そのパートナーは「本当に深くてクリエイティブなものを作りたい」とも言ってくれましたが、限界があるので、簡単なゲームなら作り出すことができると考えました。レトロなAtari作品や『パックマン』のようなアーケードゲームなら作れるだろうと。
実はその頃、パックマンのホラーバージョンがYouTubeのクリーピーパスタ(※)コミュニティの中で流行っていました。「Pac 3D」だったかな。そこからインスピレーションを得て、現在のチャプター1「Monkey Business」になりました。2014年にデモ版をリリースできたんですが、実のところ、それが本当にゲームになるとは思っていませんでした。元々、本作はUnityで開発されたVRゲームだったんですが、開発途中でUnreal Engineでの開発に切り替えました。
※クリーピーパスタ…インターネット上にてユーザーがコピー&ペーストで流布する、ホラーや超現実的な要素のあるショートストーリーの一形態。「スレンダーマン」などが有名で、有名Sci-FiコンテンツであるSCPもクリーピーパスタがルーツに当たる。
チャプター1のデモ版を作った後、次のチャプターに移りたいと思っていたのですが、デモ版が人気を集めたため、他のデモや新しいキャラクターを作ってみたくなったんです。それ以来、多くのファンからのフィードバックを元にどんどんコンテンツを足していって、その中で統一したストーリーみたいなのを描き始めたんです。
そしてその後、本作のストーリーを繋げて、フランチャイズを作り始めました。なぜなら、これは簡単なデモにとどまらず、多くの作品になるべきだと思っていたからです。本格的な開発は2017~2018年に始まりました。
――なるほど、長い間開発を続けていらっしゃったんですね。本作のストーリーについてもきっかけを教えていただきたいです。
Vince:実は、最初のデモではほとんどキャラがいませんでした。マーダーモンキーもいませんでしたし、舞台のホテルしかなかったんです。僕はデヴィッド・ボウイが出演する「ラビリンス/魔王の迷宮」という映画が大好きだったので、デヴィッド・ボウイ演じる魔王のようなキャラクターを作りたかった。

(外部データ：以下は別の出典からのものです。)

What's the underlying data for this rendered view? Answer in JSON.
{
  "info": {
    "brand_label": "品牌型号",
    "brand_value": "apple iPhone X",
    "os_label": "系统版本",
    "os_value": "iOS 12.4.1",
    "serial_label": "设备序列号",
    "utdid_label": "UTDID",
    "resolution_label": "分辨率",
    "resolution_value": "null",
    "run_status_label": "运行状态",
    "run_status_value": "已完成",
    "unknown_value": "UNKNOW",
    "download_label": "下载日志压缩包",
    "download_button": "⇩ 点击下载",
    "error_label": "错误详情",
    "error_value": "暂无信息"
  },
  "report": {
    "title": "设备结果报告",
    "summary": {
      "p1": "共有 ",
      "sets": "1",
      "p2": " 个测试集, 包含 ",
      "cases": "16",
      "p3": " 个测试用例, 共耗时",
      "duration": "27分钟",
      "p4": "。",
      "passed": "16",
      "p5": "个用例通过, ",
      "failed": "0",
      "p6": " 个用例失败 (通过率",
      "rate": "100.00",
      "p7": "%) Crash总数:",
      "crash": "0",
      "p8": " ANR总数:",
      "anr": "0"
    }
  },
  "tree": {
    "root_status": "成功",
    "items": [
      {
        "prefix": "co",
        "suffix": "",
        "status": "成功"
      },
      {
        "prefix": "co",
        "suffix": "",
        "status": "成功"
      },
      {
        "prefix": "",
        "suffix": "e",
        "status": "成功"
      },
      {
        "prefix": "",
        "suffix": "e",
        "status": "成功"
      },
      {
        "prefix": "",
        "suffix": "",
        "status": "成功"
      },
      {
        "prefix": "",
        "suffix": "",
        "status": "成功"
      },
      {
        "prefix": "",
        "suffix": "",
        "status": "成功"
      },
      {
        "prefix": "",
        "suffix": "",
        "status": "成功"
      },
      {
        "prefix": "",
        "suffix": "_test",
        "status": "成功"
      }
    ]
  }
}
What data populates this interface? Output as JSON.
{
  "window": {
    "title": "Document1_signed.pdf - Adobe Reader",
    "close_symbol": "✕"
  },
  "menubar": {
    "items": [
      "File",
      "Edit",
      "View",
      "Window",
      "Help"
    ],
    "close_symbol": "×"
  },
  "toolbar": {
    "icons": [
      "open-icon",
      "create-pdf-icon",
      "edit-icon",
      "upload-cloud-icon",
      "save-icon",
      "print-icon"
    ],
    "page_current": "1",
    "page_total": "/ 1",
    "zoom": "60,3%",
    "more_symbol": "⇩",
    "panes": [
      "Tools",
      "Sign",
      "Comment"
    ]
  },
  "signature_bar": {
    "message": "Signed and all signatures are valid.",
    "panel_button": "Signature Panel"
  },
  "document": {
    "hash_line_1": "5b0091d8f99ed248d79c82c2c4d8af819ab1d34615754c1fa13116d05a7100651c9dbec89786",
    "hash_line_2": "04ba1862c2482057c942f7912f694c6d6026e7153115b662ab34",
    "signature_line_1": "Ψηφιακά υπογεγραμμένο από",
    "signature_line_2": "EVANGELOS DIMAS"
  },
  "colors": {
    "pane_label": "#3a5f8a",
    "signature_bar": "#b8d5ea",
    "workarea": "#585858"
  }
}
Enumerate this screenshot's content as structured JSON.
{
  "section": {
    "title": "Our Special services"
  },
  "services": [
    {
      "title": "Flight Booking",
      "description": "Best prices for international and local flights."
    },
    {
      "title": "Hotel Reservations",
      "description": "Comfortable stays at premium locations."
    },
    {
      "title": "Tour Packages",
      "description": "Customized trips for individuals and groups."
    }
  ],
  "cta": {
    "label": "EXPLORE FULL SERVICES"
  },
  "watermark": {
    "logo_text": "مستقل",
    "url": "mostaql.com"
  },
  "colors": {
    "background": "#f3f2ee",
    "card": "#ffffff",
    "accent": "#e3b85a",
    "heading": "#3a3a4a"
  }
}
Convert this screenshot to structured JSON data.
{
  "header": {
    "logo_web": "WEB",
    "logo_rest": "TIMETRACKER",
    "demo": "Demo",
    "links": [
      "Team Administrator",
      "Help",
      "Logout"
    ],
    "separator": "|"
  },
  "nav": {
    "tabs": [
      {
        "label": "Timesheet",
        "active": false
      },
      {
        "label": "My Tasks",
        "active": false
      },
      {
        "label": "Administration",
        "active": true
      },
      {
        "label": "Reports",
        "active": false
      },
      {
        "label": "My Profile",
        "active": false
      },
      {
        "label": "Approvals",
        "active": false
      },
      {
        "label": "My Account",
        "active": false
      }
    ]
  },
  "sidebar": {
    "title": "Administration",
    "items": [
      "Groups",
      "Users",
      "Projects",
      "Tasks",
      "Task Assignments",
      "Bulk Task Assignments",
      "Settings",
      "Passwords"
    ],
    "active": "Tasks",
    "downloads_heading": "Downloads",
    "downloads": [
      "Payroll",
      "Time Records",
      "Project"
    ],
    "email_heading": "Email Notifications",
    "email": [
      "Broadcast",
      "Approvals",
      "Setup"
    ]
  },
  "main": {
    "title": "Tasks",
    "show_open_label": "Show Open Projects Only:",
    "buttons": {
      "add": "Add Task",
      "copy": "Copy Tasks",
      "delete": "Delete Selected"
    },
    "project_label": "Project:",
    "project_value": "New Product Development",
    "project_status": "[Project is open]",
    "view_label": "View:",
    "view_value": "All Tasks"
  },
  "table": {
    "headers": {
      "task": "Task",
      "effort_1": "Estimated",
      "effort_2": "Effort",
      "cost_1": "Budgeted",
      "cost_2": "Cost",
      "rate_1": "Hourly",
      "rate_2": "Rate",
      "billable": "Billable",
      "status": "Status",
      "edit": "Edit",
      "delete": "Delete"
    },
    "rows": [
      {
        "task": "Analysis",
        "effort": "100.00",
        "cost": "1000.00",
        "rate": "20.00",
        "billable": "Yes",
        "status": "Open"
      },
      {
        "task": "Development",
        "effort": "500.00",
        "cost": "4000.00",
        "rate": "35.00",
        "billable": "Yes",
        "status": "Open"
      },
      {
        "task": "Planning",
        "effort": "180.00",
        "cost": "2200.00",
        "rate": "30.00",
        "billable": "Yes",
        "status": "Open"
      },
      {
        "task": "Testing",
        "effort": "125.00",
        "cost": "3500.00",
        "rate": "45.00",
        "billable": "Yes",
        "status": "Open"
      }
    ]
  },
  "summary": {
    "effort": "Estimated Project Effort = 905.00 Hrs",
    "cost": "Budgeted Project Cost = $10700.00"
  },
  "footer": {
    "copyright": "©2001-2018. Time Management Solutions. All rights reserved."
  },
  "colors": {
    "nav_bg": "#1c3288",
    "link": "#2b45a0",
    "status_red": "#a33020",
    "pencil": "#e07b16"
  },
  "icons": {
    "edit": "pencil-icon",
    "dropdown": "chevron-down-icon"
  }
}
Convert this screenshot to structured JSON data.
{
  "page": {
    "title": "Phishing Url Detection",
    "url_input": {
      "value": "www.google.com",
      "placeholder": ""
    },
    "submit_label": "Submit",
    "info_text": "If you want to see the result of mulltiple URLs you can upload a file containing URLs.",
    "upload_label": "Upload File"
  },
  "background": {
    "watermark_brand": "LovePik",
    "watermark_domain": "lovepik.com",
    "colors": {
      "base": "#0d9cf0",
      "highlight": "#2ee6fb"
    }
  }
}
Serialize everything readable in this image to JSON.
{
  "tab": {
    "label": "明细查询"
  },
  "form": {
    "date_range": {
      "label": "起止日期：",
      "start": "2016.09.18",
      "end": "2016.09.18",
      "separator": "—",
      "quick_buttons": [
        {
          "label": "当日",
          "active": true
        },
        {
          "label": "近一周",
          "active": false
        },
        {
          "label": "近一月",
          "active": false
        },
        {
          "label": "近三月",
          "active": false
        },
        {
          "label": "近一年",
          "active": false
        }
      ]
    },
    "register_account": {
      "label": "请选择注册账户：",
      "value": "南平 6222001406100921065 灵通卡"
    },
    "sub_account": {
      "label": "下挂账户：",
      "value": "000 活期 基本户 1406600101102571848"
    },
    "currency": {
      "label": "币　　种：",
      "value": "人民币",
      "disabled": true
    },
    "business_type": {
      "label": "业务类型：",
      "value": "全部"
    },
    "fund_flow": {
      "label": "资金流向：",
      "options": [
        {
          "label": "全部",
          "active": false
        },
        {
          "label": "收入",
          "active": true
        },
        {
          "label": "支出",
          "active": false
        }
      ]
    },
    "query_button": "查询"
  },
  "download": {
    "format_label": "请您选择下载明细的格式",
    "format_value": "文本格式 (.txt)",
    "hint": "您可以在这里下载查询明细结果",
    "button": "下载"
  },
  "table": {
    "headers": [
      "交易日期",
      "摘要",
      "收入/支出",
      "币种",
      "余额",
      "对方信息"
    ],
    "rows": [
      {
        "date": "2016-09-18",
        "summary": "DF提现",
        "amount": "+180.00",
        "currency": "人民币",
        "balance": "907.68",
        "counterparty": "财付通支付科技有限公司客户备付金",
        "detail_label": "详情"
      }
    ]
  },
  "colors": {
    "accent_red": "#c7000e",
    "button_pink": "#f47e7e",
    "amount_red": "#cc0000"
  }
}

まず、ビアスというキャラを作りました。ビアスは最初、本作の悪役だったんです。でもキャラに深みを持たせたかったので、互いに競争している2人の悪役を作りたいと思い、マラクを作りました。ストーリーが進むごとにどちらを信用すればいいのか、分からなくなってしまう。同時にクリーチャーがプレイヤーを追い詰めてくるし。そういった、緊張感や不安感が生み出されるストーリーにしようと考えて、そこから本作のストーリーが生まれたんです。
――なるほど、面白いですね。本作開発において、ホラーゲームとか映画作品ではどのようなものに影響されましたか?
Vince:もちろん、『バイオショック』です。『バイオショック』と『バイオショック 2』の能力システムには作品全体で影響を受けました。でも、各ステージでは、それぞれ別の映画や作品に影響されています。例えば、キラークラウンのステージでは「IT(1990年版と2017版の両方)」だったり、チャプター2の「アガサ」はGrudge Girl(「呪怨」を原作としたハリウッド版映画「Grudge」に影響された女性クリーチャーのジャンル)や「リング」などに影響を受けました。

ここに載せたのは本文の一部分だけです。